Itu adalah contoh ketika pikiran berbasis rasa takut dapat menghentikan atau melumpuhkan Anda, mencegah Anda melakukan sesuatu yang benar-benar Anda inginkan. Ini adalah ilustrasi lain bila keinginan Anda tidak selaras dengan pemikiran Anda. Jika apa yang Anda inginkan tidak dapat didukung oleh pemikiran positif dan dorongan, maka Anda tidak dapat mengaktualisasikan keinginan itu, dan mereka putus asa tetap hanya kerinduan dan bukan kenyataan.

Menyadari bahwa ular berada di dekatnya adalah penting, berhati-hati dan bijaksana, namun jika pikiran itu menghentikan Anda melakukan apa yang ingin Anda lakukan dalam hidup Anda, seperti hiking, atau tidak membiarkan Anda menikmatinya saat Anda melakukannya, maka Itulah yang terjadi ketika pikiran berbasis rasa takut mendominasi pemikiran Anda sehingga Anda tidak dapat membiarkannya pergi.

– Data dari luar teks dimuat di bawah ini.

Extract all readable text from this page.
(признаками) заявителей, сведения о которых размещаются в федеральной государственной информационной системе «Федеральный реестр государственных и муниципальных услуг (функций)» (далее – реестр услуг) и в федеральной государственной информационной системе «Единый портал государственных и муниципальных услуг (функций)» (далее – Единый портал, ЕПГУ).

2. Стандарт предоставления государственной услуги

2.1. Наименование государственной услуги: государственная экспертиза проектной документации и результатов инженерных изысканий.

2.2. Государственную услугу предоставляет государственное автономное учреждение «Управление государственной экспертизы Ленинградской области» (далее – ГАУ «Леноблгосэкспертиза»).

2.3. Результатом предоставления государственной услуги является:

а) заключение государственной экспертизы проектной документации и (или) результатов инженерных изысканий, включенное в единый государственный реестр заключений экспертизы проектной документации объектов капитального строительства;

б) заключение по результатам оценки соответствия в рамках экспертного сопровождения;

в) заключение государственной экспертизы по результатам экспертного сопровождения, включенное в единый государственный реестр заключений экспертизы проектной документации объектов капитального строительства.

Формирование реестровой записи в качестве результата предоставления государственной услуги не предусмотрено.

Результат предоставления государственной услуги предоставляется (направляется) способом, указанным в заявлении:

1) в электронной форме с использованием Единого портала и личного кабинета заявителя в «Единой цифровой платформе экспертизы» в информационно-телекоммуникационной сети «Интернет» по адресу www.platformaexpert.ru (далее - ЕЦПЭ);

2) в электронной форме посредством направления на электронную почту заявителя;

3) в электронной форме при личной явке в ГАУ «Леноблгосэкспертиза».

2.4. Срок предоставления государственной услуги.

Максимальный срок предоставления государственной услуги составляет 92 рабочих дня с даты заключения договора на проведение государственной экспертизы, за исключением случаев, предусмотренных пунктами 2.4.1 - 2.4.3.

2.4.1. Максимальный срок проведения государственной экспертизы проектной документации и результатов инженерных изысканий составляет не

Terkadang ketakutan kita bahkan tidak didasarkan pada sesuatu yang nyata seperti ular. Banyak dari kita takut akan pengalaman baru, mengambil risiko atau mengekspos diri kita untuk ditertawakan. Hal ini dibuktikan dengan survei berusia tua yang menunjukkan bahwa semakin banyak orang takut berbicara di depan umum daripada kematian. Ini adalah demonstrasi yang jelas tentang bagaimana pikiran berbasis rasa takut dapat mencegah seseorang melakukan sesuatu yang mereka yakini akan menyebabkan mereka menghina publik. "Mengapa saya begitu sukses?" Dolly Parton legendaris pernah berkata. "Saya bekerja tanpa rasa takut. Jadi itu memberiku kebebasan. "

Memegang Pikiran yang Takut?

Memegang pikiran yang menakutkan dapat mengganggu kualitas hidup Anda di berbagai tingkatan. Ular adalah ketakutan universal yang dimiliki banyak orang, tapi itu tidak berarti menghentikan semua orang untuk tidak berada di alam atau menikmati hiking. Beberapa orang tidak memikirkannya saat mereka berjalan atau hiking di daerah di mana ular berada, dan melihatnya sebagai sesuatu yang akan mereka hadapi jika atau kapan hal itu terjadi.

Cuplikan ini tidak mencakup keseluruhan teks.